Re: Re: is the whole unstable still broken by gcc-5?
The unusual problems with the g++-5 transition are: Another big one is the descision was taken NOT to change the sonames when making sub-transitions. I presume this was done to avoid deviating from upstream sonmaes but the flip side has been that major sub-transitions have become "all or nothing". Afaict this is the biggest contributor to the upgrade pain that testing and unstable users are experiancing and it will also likely be a major source of pain down the line for people trying to migrate from jessie to stretch.
Re: Who is the most energetic DD
In the past I don't believe any person can maintain over than 500 packages by oneself. However when I'm actually analysing Sources.gz from Debian Mirror, astonishing things emerges. There is really DDs who maintain over than 500 packages in main section. You mean there are DD's listed on the maintainer list for more than 500 packages. In the past before "team uploads" were formalised it used to be common practice to add yourself to the maintainer list when uploading a team-maintained package you were on the team for but not on the maintainer list for. Even if you had no particular interest in that package. People working on getting large transitions to go through can end up touching a lot of packages.

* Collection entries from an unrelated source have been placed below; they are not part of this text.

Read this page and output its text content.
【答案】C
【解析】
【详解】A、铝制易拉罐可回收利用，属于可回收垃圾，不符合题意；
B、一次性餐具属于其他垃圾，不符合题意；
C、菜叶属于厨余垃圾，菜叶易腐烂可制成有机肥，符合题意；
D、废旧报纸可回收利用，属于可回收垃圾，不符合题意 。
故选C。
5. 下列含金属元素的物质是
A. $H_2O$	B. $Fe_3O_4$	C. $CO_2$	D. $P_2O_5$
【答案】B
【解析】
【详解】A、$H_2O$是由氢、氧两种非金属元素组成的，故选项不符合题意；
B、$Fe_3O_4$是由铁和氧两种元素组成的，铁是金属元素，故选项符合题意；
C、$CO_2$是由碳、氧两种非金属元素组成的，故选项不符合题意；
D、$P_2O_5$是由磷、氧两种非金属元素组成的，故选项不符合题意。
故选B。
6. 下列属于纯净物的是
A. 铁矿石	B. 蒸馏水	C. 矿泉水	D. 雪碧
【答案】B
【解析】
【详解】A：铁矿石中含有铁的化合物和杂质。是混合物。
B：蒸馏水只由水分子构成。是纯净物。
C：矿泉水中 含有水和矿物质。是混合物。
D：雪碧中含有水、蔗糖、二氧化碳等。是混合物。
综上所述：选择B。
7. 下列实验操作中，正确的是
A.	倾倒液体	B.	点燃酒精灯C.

Re: Re: Making Debian ports less burdensome
I would have thought porters would be following the buildd/piuparts/CI pages for their port (where available) and thus would not need to be notified about arch-specific FTBFS or testing issues. If porters are relying on package maintainers or some automation to notify them instead of being pro-active about builds and testing, that isn't going to produce a high-quality port. There is a tool for checking uninstallable and out of date packages already: The problem with the current tools is they don't do a good job of: 1: seperating out port specific issues verses general issues. 2: seperating out issues with packages that actually matter* verses low popcon leaf packages that could be removed with minimal impact. 3: seperating out very new issues verses older issues without bug reports verses issues that are already being actively discussed verses stale issues with bug reports but no patches verses stale issues with bug reports and patches. 4: linking the automatic detection of an issue to the bug report on the issue (afaik the dose pages have no mechanism for this, the buildd pages have "failing reasons" but they are little used because only buildd admins can set them). Also linking together reports of essentially the same issue from multiple sources (i.e. package is uninstallable *because* it failed to rebuild for a transition). 5: in the dose case seperating out arch specific packages (which are not allowed to be uninstallable) from arch all packages (which are allowed to be uninstallable), it is indicated in the list with an [all] tag but spotting the handful of uninstallable arch specific packages in the much larger list of uninstallable arch all packages for testing isn't easy (for unstable the information is even less useful because of the massive ammount of entries that have nothing to do with ports). 6: indicating issues that are both blocking transitions (so need to be dealt with urgently) and are specific to a handful of architectures. Improving the existing tools might help with some of the issues but I can see advantages in a porter-focussed tool that collects information from multiple sources. * Exactly where to draw the line on "actually matter" is potentially a subject of some debate.